暫くすると、「洗面台の下の収納庫にありました」と透明なビニールの袋に入れたサバイバルナイフを鑑識の男が持ってきた。


「これに見覚えは無いか?」


「ありません」


「嘘を言うな! これが凶器だ!」


言われても本当に始めて見る物だった。


またも報告があり浴層で血痕が発見され、脱衣室の物入れから犯行時に持っていた毛布と同じものがあったと、私には全て記憶がなかった。


これから本署に連れて行くと言われたので「会社に連絡しないと、今日は施工図の仕事があるから、工事が遅れると不味いです」


「お前、殺人容疑で逮捕されているのに、良くそんな事考えられるな!」若い刑事が憮然として言い放し私を立ち上がらせた。

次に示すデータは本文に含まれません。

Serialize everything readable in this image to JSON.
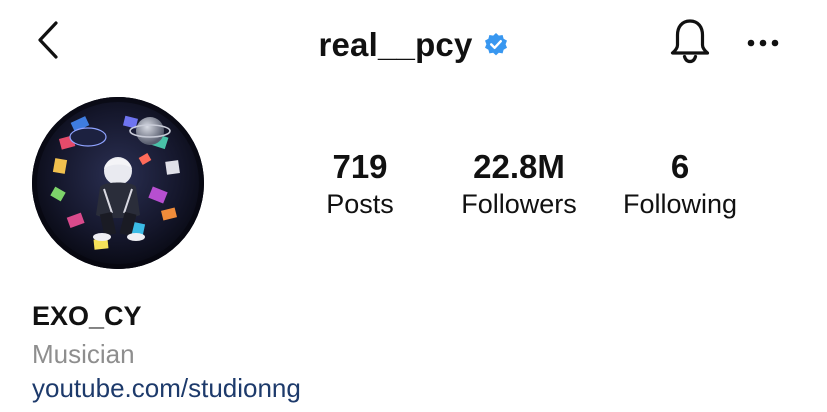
{
  "header": {
    "username": "real__pcy",
    "verified": true,
    "back_icon": "chevron-left-icon",
    "verified_icon": "verified-badge-icon",
    "notifications_icon": "bell-icon",
    "more_icon": "more-horizontal-icon"
  },
  "profile": {
    "avatar_icon": "profile-avatar",
    "stats": [
      {
        "count": "719",
        "label": "Posts"
      },
      {
        "count": "22.8M",
        "label": "Followers"
      },
      {
        "count": "6",
        "label": "Following"
      }
    ],
    "display_name": "EXO_CY",
    "category": "Musician",
    "link": "youtube.com/studionng"
  },
  "colors": {
    "text": "#111111",
    "secondary_text": "#8e8e8e",
    "link": "#1d3a6b",
    "verified": "#3897f0",
    "background": "#ffffff"
  }
}
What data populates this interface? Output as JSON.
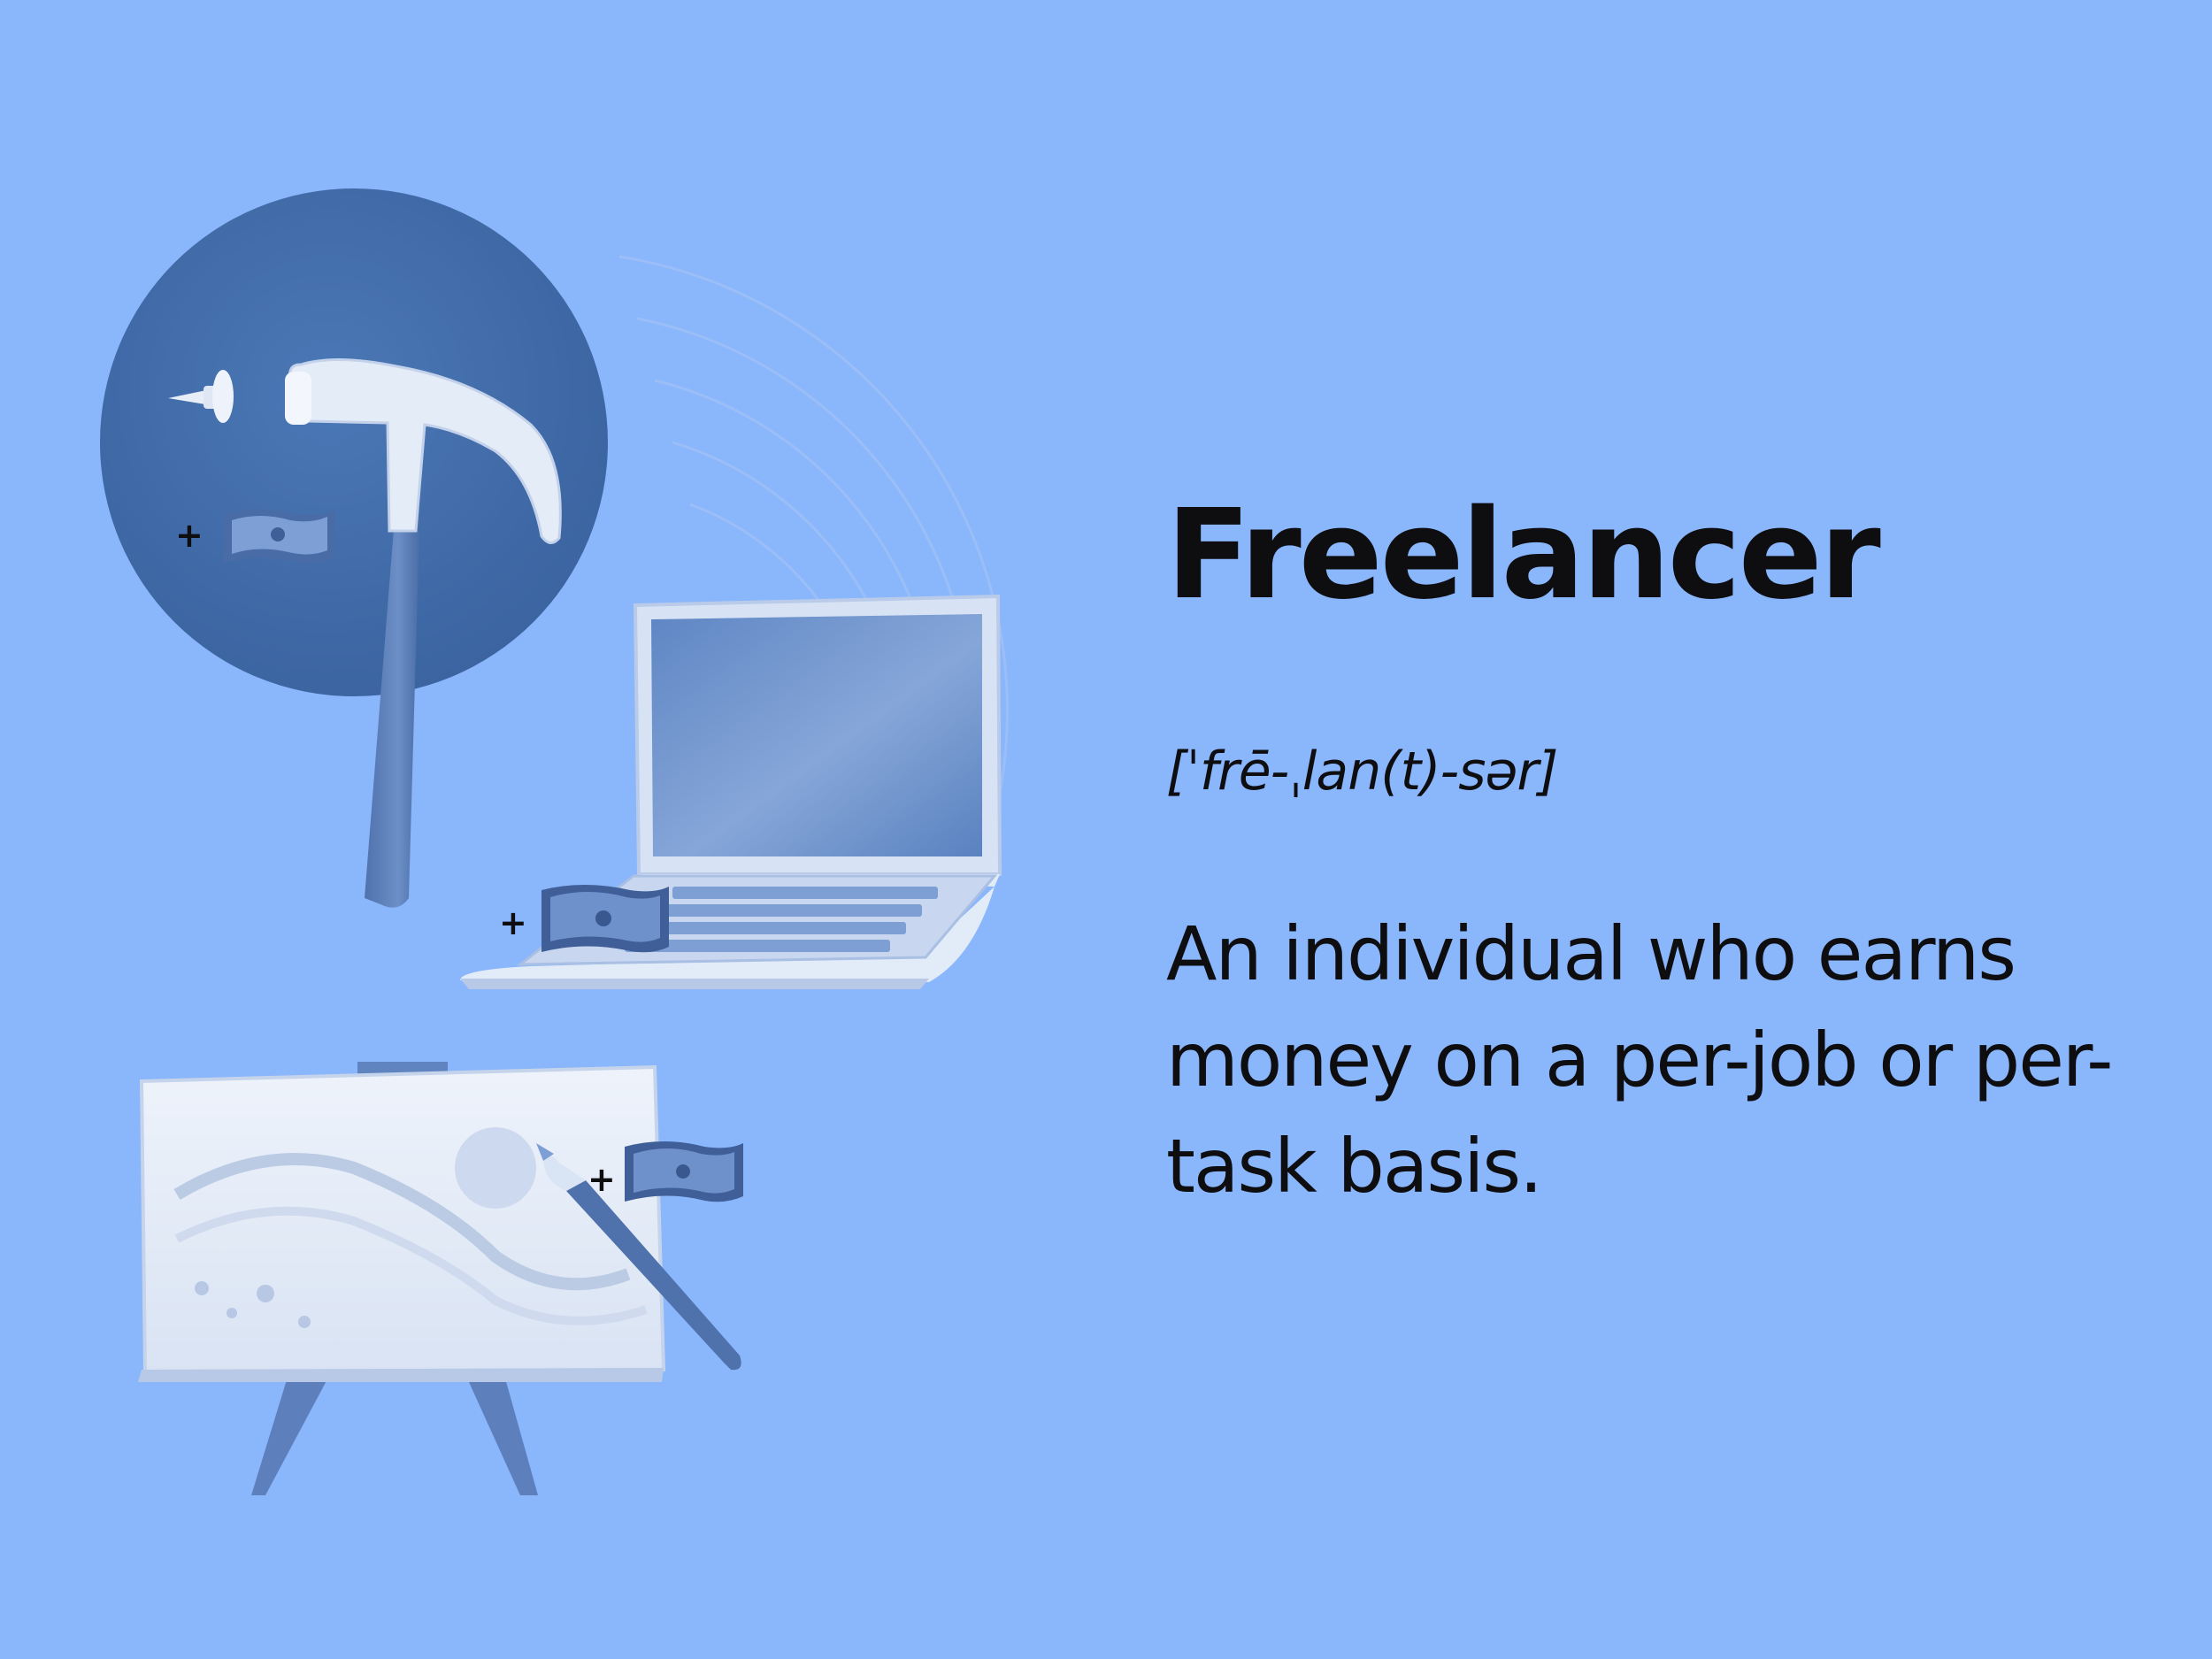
{
  "colors": {
    "background": "#8ab6fb",
    "circle": "#3f6aa8",
    "text": "#0e0e10",
    "accent_light": "#dde7f6",
    "accent_dark": "#4d6fa8"
  },
  "definition_card": {
    "term": "Freelancer",
    "pronunciation": "[ˈfrē-ˌlan(t)-sər]",
    "definition": "An individual who earns money on a per-job or per-task basis."
  },
  "illustration": {
    "icons": [
      "hammer-icon",
      "nail-icon",
      "laptop-icon",
      "canvas-easel-icon",
      "paintbrush-icon",
      "money-icon"
    ],
    "plus_symbol": "+"
  }
}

拘留期間は二日と何かで知っていたので、今日は金曜日だから日曜日の朝には帰って来られると考えた。


本署に連れて行かれて早速取り調べが始まった。


今日来た刑事二人が担当になった。


河川の画像を見せられたが確かに私が写っていたが、全く覚えが無いので私に似ている人だと言うと、「ふざけるな!」と怒鳴られた。


血痕もミクと血液型が同じで、毛布にも付いていたと説明を受けたが、「私は殺していない」と叫び続けた。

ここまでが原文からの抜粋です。